问题
We are trying out dask_yarn version 0.3.0 (with dask 0.18.2)
because of the conflicts between the boost-cpp i'm running with pyarrow
version 0.10.0
We are trying to read a csv file from hdfs - however we get an error when running dd.read_csv('hdfs:///path/to/file.csv')
since it is trying to use hdfs3.
ImportError: Can not find the shared library: libhdfs3.so
From the documentation it seems that there is an option to use pyarrow .
What is the correct syntax/configuration to do so?
回答1:
Try finding the file using locate -l 1 libhdfs.so
. In my case, the file is located under /opt/mapr/hadoop/hadoop-0.20.2/c++/Linux-amd64-64/lib
.
Then, restart your Jupyter server with the environment variable ARROW_LIBHDFS_DIR
set to this path.
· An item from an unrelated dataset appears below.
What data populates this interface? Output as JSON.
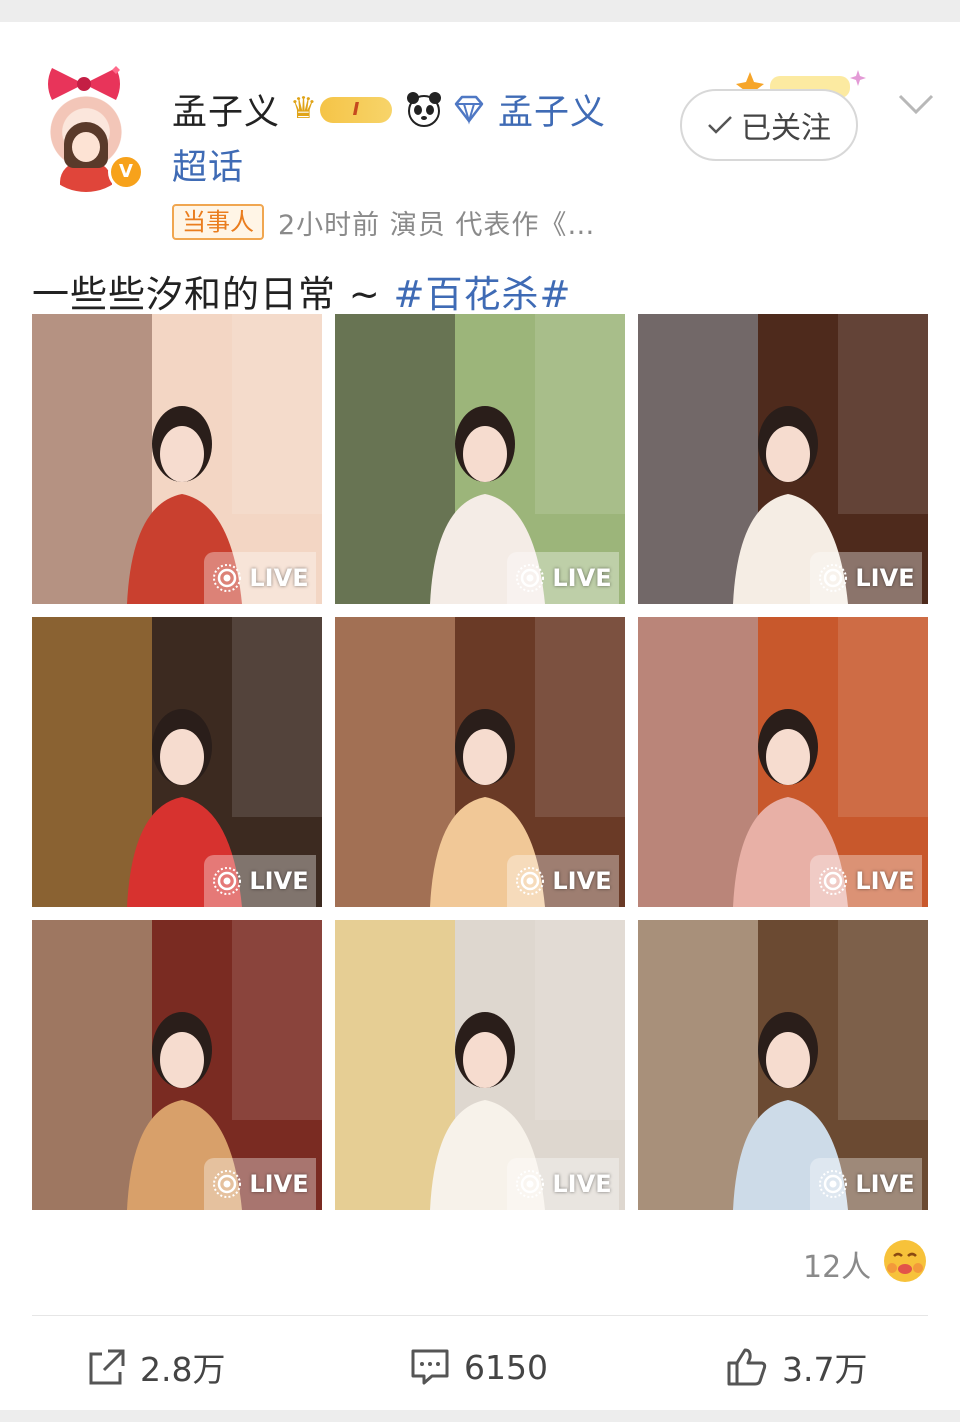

In my case, my command looks like:
ARROW_LIBHDFS_DIR=/opt/mapr/hadoop/hadoop-0.20.2/c++/Linux-amd64-64/lib jupyter lab --port 2250 --no-browser
Next, when you create the Yarn Cluster, pass this variable as a worker parameter:
# Create a cluster where each worker has two cores and eight GiB of memory
cluster = YarnCluster(
worker_env={
# See https://github.com/dask/dask-yarn/pull/30#issuecomment-434001858
'ARROW_LIBHDFS_DIR': '/opt/mapr/hadoop/hadoop-0.20.2/c++/Linux-amd64-64/lib',
},
)
This solved the problem for me.
(Inspired by https://gist.github.com/priancho/357022fbe63fae8b097a563e43dd885b)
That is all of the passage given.